We have all the values with us so, just substituting we get
$\Rightarrow P\left( \dfrac{A}{D} \right)=\dfrac{\dfrac{25}{100}\cdot \dfrac{5}{100}}{\dfrac{25}{100}\cdot \dfrac{5}{100}+\dfrac{35}{100}\cdot \dfrac{4}{100}+\dfrac{40}{100}\cdot \dfrac{2}{100}}$
On multiplying the values and then adding the denominator part, we get
$\Rightarrow P\left( \dfrac{A}{D} \right)=\dfrac{\dfrac{25}{100}\cdot \dfrac{5}{100}}{\dfrac{125}{10000}+\dfrac{140}{10000}+\dfrac{80}{10000}}$
$\Rightarrow P\left( \dfrac{A}{D} \right)=\dfrac{\dfrac{125}{10000}}{\dfrac{345}{10000}}$
Cancelling the denominator part as it is common in so, we have
$\Rightarrow P\left( \dfrac{A}{D} \right)=\dfrac{125}{345}=\dfrac{25}{69}$ ……………………………(2)
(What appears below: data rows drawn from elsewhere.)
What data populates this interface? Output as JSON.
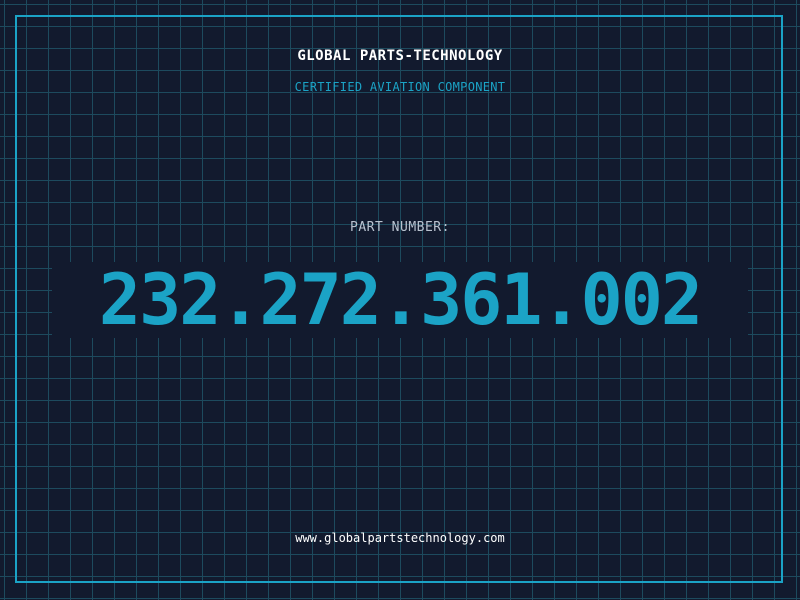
{
  "header": {
    "brand": "GLOBAL PARTS-TECHNOLOGY",
    "tagline": "CERTIFIED AVIATION COMPONENT"
  },
  "part": {
    "label": "PART NUMBER:",
    "number": "232.272.361.002"
  },
  "footer": {
    "website": "www.globalpartstechnology.com"
  },
  "colors": {
    "background": "#121a2e",
    "grid": "#1d4a5e",
    "accent": "#1ba3c6",
    "text": "#ffffff",
    "muted": "#b9c2cf"
  }
}
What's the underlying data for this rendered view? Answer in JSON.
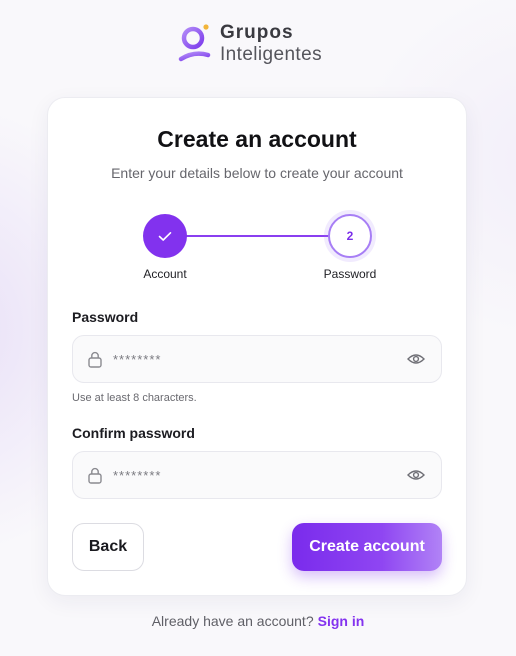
{
  "brand": {
    "name_line1": "Grupos",
    "name_line2": "Inteligentes",
    "accent_color": "#8232ee"
  },
  "card": {
    "title": "Create an account",
    "subtitle": "Enter your details below to create your account"
  },
  "stepper": {
    "steps": [
      {
        "label": "Account",
        "state": "completed",
        "icon": "check-icon"
      },
      {
        "label": "Password",
        "state": "current",
        "number": "2"
      }
    ]
  },
  "form": {
    "password": {
      "label": "Password",
      "placeholder": "********",
      "hint": "Use at least 8 characters."
    },
    "confirm_password": {
      "label": "Confirm password",
      "placeholder": "********"
    }
  },
  "actions": {
    "back_label": "Back",
    "create_label": "Create account"
  },
  "footer": {
    "prompt": "Already have an account?",
    "link_label": "Sign in"
  }
}
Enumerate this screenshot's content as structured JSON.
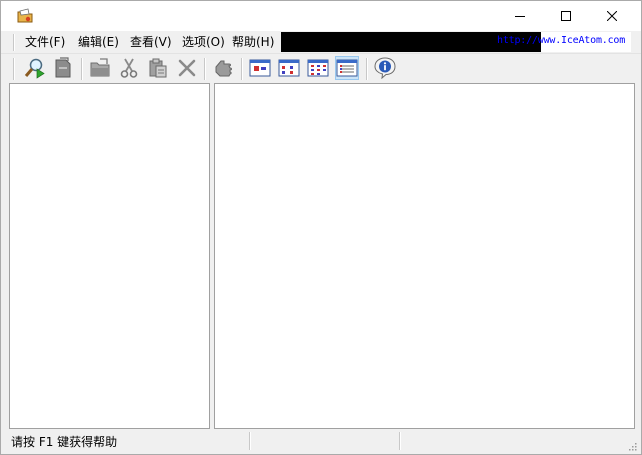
{
  "titlebar": {
    "minimize_label": "Minimize",
    "maximize_label": "Maximize",
    "close_label": "Close"
  },
  "menu": {
    "items": [
      {
        "label": "文件(F)"
      },
      {
        "label": "编辑(E)"
      },
      {
        "label": "查看(V)"
      },
      {
        "label": "选项(O)"
      },
      {
        "label": "帮助(H)"
      }
    ],
    "url": "http://www.IceAtom.com"
  },
  "toolbar": {
    "buttons": [
      {
        "icon": "search-icon"
      },
      {
        "icon": "document-icon"
      },
      {
        "icon": "folder-icon"
      },
      {
        "icon": "scissors-icon"
      },
      {
        "icon": "paste-icon"
      },
      {
        "icon": "delete-icon"
      },
      {
        "icon": "hand-icon"
      },
      {
        "icon": "large-icons-view-icon"
      },
      {
        "icon": "small-icons-view-icon"
      },
      {
        "icon": "list-view-icon"
      },
      {
        "icon": "details-view-icon"
      },
      {
        "icon": "info-icon"
      }
    ]
  },
  "statusbar": {
    "text": "请按 F1 键获得帮助"
  },
  "colors": {
    "url": "#0000ff",
    "ad_band": "#000000",
    "pressed_bg": "#cce4f7"
  }
}
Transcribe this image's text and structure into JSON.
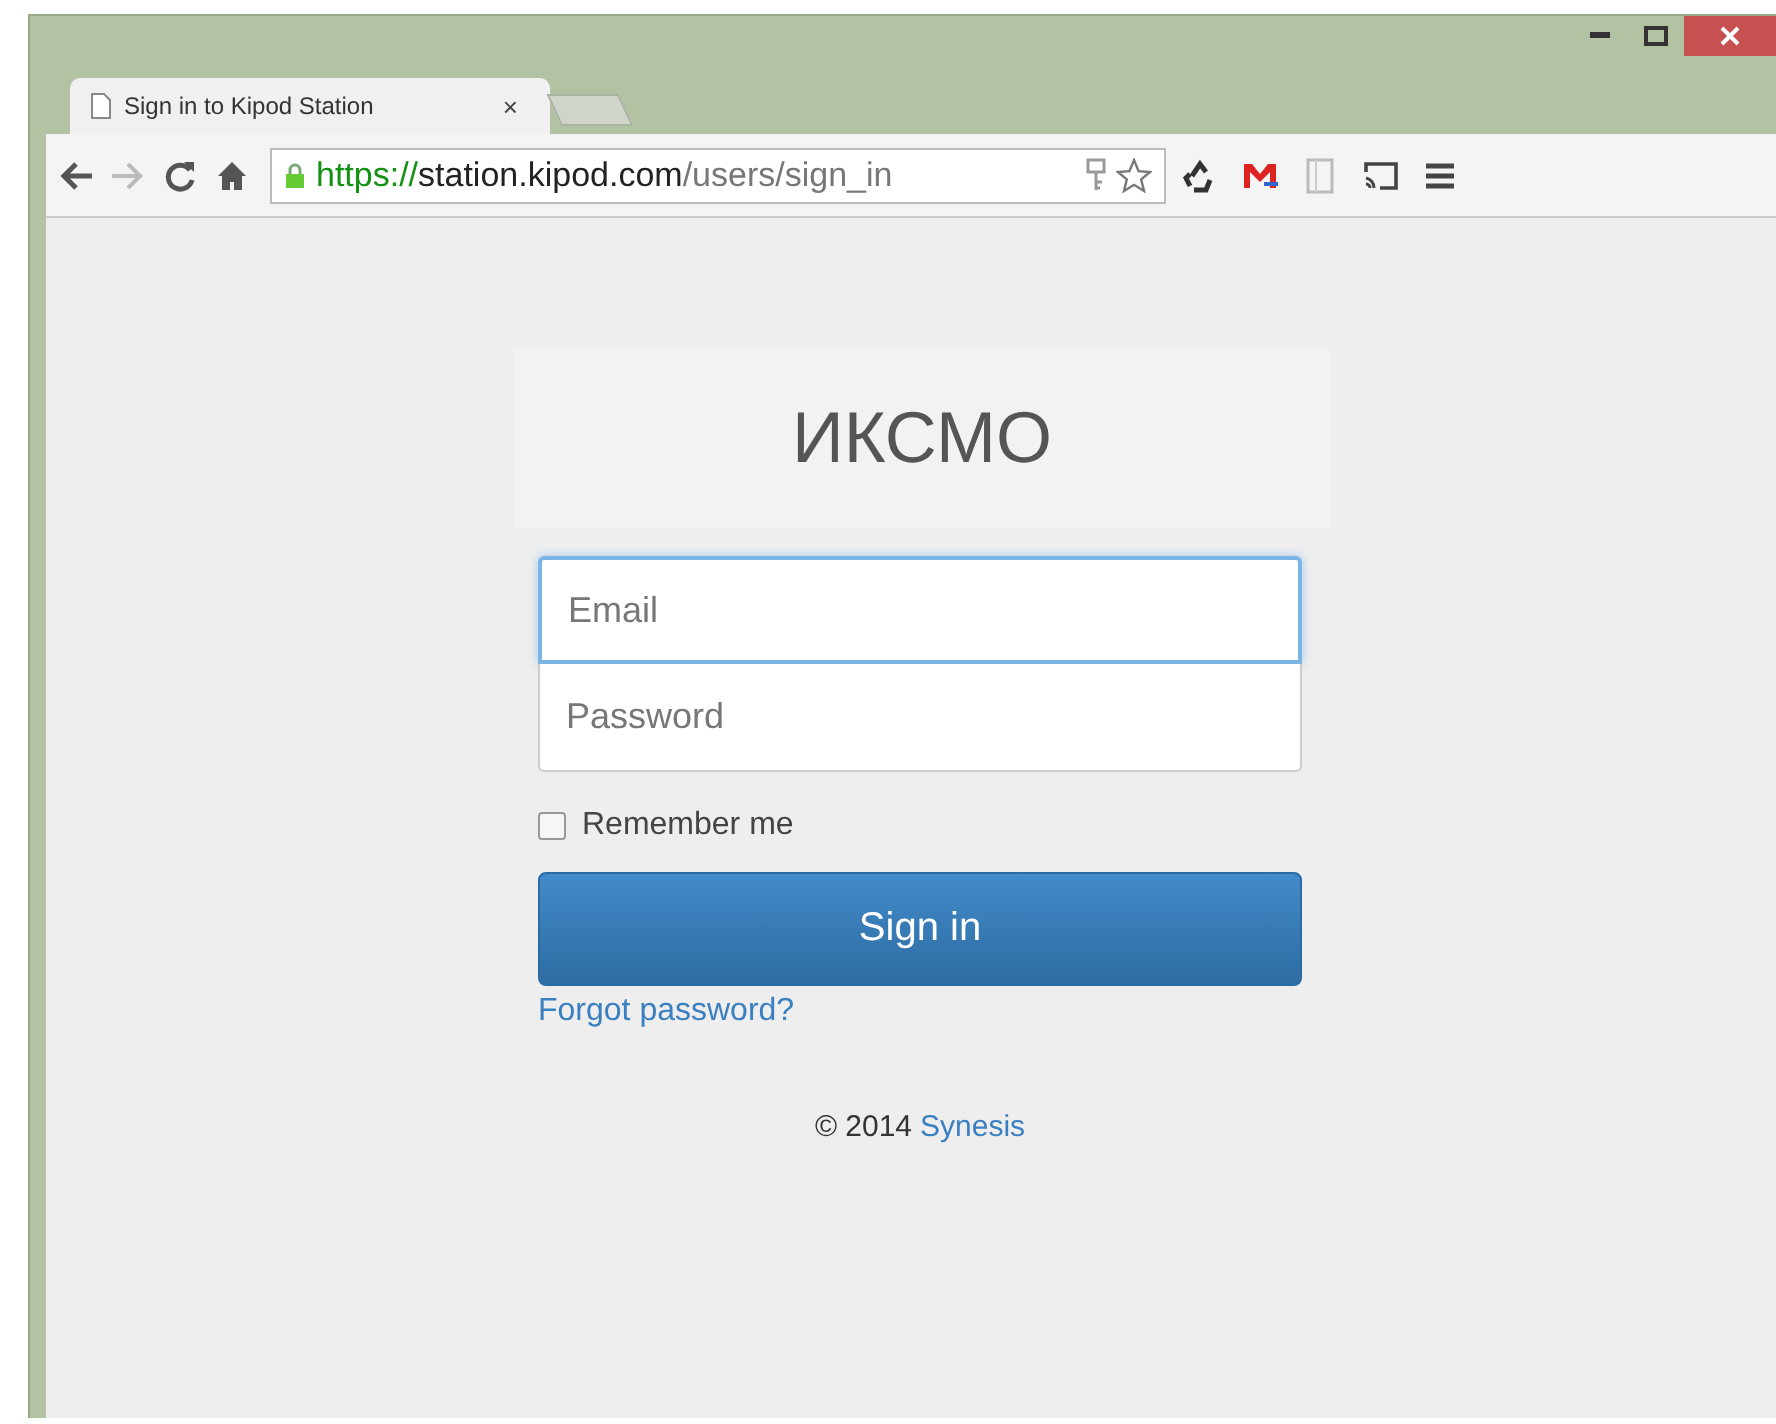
{
  "window": {
    "tab": {
      "title": "Sign in to Kipod Station",
      "close": "×",
      "selected": true
    },
    "address": {
      "scheme": "https://",
      "host": "station.kipod.com",
      "path": "/users/sign_in"
    }
  },
  "page": {
    "logo": "ИКСМО",
    "fields": [
      {
        "placeholder": "Email",
        "focused": true
      },
      {
        "placeholder": "Password",
        "focused": false
      }
    ],
    "remember": {
      "label": "Remember me",
      "checked": false
    },
    "button": "Sign in",
    "forgot": "Forgot password?",
    "footer": {
      "copyright": "© 2014",
      "link": "Synesis"
    }
  }
}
On dividing it, we get answer in decimal form as
$\Rightarrow P\left( \dfrac{A}{D} \right)=\dfrac{25}{69}=0.362$
Thus, option (b) is the correct answer.

Note: Students make mistakes in writing mathematical form of the given probability. Let’s take here that it is told, of the total of their output 5% bolt are defective of machine A. So, instead of writing $P\left( \dfrac{D}{A} \right)=\dfrac{5}{100}$, students write $P\left( \dfrac{A}{D} \right)=\dfrac{5}{100}$ and then substitute this value in the formula given as $\Rightarrow P\left( \dfrac{A}{D} \right)=\dfrac{P\left( A \right)\cdot P\left( \dfrac{D}{A} \right)}{P\left( A \right)\cdot P\left( \dfrac{D}{A} \right)+P\left( B \right)\cdot P\left( \dfrac{D}{B} \right)+P\left( C \right)\cdot P\left( \dfrac{D}{C} \right)}$ . So, from this they will find a probability of $P\left( \dfrac{D}{A} \right)$ which will be wrong. So, try to understand which data is given in the question and what you have to find from it. Do not make notation mistakes.